Tuesday 7 July 2009

Political News-Obama and Brown head to the G8 Major Economies Forum on Energy and Climate Change (MEF)

This week the leaders of the seventeen of the worlds largest economies will meet in L’Aquila,
Italy at the Major Economies Forum on Energy and Climate (MEF). While some commentators have already called this “the meeting of the millennium” the outcome of this meeting is set to dictate the results of the Copenhagen Conference in December 09.

Obama and Brown have thrown down the gauntlet to the other leaders and arrive with clear policy positions already outlined. We will see if they will have the power to win over the other members of the group.

Despite the fact that the Italian organisation is reported to have been close to chaotic this
meeting will be significant in setting the global policy for energy and climate change for the next four years and beyond.

The stage is set for the world to see President Obama’s commitment to fighting climate change and how far he will be willing to push fellow world leaders to reduce their emissions. As President of one of the world’s biggest polluting countries Obama will have a job to do in showing the US commitment and real action on the ground in fighting climate change.
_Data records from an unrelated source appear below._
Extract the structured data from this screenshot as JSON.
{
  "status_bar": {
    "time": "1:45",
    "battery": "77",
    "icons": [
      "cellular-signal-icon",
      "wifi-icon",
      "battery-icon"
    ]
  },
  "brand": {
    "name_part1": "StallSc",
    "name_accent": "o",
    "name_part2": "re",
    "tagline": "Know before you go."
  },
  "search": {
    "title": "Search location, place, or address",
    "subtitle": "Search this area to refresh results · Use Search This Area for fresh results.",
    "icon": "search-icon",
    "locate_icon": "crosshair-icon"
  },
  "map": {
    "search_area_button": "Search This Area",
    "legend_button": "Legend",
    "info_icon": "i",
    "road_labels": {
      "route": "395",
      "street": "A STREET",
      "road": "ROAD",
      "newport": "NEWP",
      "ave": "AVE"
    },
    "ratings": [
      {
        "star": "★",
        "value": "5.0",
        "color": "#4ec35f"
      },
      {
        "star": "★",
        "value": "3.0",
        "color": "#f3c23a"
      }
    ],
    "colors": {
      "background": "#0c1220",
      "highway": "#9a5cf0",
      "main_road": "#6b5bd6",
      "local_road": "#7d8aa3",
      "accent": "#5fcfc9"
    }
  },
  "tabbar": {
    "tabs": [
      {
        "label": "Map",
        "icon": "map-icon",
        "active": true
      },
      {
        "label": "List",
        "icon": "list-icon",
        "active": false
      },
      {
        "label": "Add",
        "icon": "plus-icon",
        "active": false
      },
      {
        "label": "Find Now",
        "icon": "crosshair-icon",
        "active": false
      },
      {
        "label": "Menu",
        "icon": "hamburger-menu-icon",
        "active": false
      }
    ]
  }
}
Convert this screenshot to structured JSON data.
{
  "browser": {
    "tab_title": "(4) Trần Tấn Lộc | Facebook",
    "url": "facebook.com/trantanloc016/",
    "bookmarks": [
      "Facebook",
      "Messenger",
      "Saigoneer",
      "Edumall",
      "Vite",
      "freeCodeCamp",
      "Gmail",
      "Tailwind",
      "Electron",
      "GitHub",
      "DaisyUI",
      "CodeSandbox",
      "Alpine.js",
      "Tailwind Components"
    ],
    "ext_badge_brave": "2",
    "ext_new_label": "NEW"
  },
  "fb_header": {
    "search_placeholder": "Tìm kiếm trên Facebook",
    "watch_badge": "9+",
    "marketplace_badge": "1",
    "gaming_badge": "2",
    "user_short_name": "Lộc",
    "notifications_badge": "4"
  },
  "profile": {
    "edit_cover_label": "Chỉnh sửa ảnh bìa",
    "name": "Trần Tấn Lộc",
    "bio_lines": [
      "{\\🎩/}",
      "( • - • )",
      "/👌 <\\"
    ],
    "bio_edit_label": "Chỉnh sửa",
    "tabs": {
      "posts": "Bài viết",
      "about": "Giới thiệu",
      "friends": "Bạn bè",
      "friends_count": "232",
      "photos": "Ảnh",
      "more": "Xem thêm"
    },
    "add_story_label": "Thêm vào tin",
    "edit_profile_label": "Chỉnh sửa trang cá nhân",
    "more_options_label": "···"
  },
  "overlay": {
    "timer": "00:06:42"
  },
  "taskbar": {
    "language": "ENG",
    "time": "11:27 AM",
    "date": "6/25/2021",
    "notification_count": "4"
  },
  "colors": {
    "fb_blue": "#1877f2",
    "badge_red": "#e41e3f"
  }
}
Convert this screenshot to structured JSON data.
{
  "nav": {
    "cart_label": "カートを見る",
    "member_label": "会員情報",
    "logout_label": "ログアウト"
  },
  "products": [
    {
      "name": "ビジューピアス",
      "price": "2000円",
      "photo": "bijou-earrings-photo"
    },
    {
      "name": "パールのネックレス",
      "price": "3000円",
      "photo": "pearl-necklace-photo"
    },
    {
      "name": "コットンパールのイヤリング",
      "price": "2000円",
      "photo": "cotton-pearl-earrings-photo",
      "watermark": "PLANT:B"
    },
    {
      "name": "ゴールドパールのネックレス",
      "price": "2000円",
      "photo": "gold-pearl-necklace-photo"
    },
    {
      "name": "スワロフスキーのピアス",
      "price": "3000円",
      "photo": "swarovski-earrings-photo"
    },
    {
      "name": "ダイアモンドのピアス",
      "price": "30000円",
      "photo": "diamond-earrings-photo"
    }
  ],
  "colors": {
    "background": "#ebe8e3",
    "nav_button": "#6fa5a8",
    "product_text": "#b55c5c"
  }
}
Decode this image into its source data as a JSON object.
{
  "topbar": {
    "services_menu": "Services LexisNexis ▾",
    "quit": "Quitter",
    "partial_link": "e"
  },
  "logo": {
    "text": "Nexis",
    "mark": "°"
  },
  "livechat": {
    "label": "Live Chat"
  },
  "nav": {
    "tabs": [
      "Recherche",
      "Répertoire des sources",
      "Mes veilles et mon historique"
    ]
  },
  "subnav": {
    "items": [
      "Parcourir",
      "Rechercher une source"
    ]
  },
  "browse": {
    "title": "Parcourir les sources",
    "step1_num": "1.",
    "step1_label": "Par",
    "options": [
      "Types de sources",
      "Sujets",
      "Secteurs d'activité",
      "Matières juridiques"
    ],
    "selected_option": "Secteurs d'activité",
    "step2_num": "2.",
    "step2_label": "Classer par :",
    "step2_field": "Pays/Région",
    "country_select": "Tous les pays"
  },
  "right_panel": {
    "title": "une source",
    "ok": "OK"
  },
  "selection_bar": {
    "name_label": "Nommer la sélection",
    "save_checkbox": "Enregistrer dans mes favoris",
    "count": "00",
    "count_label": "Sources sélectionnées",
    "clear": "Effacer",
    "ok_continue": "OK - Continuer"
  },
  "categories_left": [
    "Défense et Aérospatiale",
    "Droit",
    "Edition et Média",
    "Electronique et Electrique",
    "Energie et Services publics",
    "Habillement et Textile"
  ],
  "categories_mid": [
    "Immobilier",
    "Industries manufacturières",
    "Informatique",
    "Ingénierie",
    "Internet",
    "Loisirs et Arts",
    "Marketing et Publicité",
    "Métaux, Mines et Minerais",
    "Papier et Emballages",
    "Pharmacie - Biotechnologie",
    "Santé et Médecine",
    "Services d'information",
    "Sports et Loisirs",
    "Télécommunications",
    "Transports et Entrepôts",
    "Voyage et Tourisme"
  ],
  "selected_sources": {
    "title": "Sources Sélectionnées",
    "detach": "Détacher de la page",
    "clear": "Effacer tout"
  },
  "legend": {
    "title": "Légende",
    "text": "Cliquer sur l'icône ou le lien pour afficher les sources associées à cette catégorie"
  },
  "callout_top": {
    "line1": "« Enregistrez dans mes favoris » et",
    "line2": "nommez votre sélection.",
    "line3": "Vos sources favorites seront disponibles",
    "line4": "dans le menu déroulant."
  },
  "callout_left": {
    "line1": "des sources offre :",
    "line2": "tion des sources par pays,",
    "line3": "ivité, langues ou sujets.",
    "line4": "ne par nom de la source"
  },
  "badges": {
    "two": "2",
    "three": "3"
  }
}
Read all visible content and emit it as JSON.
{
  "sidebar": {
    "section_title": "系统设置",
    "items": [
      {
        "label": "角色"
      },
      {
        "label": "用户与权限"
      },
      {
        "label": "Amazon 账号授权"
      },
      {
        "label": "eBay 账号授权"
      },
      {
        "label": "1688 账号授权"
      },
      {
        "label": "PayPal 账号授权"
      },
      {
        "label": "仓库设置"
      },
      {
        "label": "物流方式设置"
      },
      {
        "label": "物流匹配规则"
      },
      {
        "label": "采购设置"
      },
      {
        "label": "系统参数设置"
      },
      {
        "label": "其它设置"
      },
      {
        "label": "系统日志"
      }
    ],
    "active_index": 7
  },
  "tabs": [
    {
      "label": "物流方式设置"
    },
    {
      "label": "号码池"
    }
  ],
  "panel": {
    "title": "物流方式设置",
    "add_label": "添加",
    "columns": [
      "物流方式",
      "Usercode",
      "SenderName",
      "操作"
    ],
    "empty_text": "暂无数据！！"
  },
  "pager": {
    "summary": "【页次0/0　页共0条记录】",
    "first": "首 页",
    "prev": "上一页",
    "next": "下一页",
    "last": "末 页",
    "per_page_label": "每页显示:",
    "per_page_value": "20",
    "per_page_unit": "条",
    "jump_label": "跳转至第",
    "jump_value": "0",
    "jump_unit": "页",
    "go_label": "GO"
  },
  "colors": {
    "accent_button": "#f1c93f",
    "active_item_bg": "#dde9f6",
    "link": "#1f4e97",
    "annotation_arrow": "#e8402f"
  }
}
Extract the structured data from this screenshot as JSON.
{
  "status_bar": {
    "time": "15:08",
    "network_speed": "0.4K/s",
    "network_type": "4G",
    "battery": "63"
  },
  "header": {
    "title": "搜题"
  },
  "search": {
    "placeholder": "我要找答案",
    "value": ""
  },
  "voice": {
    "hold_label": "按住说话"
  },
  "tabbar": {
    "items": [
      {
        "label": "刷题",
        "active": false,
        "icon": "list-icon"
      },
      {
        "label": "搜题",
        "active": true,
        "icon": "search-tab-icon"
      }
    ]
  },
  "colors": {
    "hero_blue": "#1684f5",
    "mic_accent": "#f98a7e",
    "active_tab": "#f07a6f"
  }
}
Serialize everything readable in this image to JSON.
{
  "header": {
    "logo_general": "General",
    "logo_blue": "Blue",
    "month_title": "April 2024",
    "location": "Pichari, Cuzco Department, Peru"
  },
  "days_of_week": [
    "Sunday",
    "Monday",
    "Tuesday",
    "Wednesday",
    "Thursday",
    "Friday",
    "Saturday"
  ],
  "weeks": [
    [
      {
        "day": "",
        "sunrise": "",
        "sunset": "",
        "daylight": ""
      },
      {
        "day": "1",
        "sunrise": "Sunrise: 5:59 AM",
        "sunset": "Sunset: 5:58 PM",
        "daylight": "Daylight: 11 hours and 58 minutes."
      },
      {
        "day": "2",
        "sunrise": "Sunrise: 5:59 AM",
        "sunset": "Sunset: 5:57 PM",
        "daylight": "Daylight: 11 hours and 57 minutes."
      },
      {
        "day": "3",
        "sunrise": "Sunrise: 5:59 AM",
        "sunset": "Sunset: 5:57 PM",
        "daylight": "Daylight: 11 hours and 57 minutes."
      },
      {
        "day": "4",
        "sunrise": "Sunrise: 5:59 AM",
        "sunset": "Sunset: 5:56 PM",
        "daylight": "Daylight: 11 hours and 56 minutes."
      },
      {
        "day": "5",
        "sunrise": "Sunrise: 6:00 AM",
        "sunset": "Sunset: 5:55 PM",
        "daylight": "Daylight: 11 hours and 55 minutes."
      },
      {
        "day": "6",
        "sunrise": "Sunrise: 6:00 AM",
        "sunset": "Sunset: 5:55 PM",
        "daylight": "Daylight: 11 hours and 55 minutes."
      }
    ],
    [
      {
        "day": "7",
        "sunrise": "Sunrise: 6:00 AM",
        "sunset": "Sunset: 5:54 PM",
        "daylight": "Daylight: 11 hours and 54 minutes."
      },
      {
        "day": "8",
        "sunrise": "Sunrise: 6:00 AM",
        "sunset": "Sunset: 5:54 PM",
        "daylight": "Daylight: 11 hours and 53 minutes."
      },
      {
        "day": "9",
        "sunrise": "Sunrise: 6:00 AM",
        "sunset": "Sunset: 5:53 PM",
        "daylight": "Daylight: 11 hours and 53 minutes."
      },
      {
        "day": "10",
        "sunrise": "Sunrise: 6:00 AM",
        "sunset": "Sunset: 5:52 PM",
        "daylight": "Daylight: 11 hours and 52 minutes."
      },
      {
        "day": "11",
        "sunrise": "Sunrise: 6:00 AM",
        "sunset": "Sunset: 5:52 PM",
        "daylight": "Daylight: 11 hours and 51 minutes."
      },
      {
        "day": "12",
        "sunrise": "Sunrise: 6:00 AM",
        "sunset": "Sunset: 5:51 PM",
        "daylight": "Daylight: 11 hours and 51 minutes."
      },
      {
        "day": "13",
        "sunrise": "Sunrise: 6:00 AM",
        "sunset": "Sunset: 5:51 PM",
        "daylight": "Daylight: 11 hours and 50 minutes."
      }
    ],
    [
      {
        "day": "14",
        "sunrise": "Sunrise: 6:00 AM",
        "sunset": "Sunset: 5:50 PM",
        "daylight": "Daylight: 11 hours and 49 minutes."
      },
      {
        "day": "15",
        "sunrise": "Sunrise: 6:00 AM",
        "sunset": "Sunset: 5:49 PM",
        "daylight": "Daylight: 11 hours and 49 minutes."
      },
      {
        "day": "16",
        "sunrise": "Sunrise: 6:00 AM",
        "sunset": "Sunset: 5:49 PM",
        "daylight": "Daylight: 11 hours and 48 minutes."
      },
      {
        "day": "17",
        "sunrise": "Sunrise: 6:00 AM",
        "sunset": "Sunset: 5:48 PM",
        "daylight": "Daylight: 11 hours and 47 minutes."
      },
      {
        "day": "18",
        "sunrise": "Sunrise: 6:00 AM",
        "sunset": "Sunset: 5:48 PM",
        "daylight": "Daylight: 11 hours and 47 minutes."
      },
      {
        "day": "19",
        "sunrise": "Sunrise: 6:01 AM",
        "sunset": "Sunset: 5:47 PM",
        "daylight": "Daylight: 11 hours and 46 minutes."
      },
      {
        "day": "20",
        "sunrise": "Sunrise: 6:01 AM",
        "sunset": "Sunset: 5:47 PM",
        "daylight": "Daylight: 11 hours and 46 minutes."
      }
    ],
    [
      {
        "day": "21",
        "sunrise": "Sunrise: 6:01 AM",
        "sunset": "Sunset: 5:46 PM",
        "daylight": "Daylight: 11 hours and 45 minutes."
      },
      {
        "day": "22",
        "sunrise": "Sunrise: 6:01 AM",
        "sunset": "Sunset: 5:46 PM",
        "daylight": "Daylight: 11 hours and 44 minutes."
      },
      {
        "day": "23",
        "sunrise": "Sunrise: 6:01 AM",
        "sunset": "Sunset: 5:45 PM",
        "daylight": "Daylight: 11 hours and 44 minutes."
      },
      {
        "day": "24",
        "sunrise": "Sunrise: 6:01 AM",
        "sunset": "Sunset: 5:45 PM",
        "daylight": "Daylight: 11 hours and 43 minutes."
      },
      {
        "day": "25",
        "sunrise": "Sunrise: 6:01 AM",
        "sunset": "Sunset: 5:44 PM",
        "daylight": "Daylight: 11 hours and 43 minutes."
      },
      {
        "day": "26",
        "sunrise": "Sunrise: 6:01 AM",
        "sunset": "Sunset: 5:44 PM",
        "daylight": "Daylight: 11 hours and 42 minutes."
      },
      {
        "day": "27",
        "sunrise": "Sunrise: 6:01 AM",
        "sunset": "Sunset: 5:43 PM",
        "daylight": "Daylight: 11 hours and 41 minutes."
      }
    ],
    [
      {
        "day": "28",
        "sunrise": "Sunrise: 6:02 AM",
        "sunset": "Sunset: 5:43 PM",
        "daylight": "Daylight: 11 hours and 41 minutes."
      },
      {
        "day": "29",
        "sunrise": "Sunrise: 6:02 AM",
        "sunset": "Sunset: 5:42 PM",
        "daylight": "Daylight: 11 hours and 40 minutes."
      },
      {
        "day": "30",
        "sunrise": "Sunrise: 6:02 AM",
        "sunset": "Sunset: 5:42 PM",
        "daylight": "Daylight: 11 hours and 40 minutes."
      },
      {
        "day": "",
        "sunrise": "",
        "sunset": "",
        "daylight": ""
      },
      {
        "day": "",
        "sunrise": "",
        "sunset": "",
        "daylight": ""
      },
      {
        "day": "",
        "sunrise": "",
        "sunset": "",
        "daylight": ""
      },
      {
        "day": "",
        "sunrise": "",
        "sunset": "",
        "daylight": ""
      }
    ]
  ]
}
This is the key to influencing both the G8 set of countries and developing countries. At a recent speech to the Fabian Society Ed Miliband, highlighted the fact that gone is the day when the G8 or developed countries can tell developing countries to lower their emissions while not leading by action.

Obama will be keeping an eye on the domestic audience as the Markey-Waxman Bill heads the Senate. Should the 100-seat Senate pass the bill, ACES would be signed into law. The main criticism of the bill is the fear that the bill's stricter emissions standards would spike prices and weaken cap-and-trade impacted companies. In recent months the lobbying against the bill has intensified with the battle lines been drawn.

Republicans claim the bill has no chance of making it past the Senate. In addition to carbon trading, ACES would develop green buildings, requiring residential and commercial buildings to follow a green code.

Gordon Brown arrives to the summit calling for rich nations to establish a $100bn fund to help poor countries deal with climate change; the understanding is that the figures on the table so far at the G8 are very much lower than this.

On Monday Tony Blair called on the G8 to invest in ‘new technologies that will create employment and fight climate change. Blairs’ Climate Group NGO has produced a new report which champions green technologies, arguing that they offer the chance of "substantial job creation and growth".

The report also says that the technologies needed to meet emissions reduction goals set for 2020 are "already proven, available now and the policies needed to implement them are known”.

Finally a group of the worlds leading scientists have called for the world leaders to “recognise the impact of existing climate change in climate are primarily due to past emissions by developed nations, and that unless the burden of poverty in developing nations is alleviatedby significant financial investment, the ability for developing countries to pursue sustainable development” is greatly reduced.

So the heat is being turned up on the G8 leaders to come up with a solution.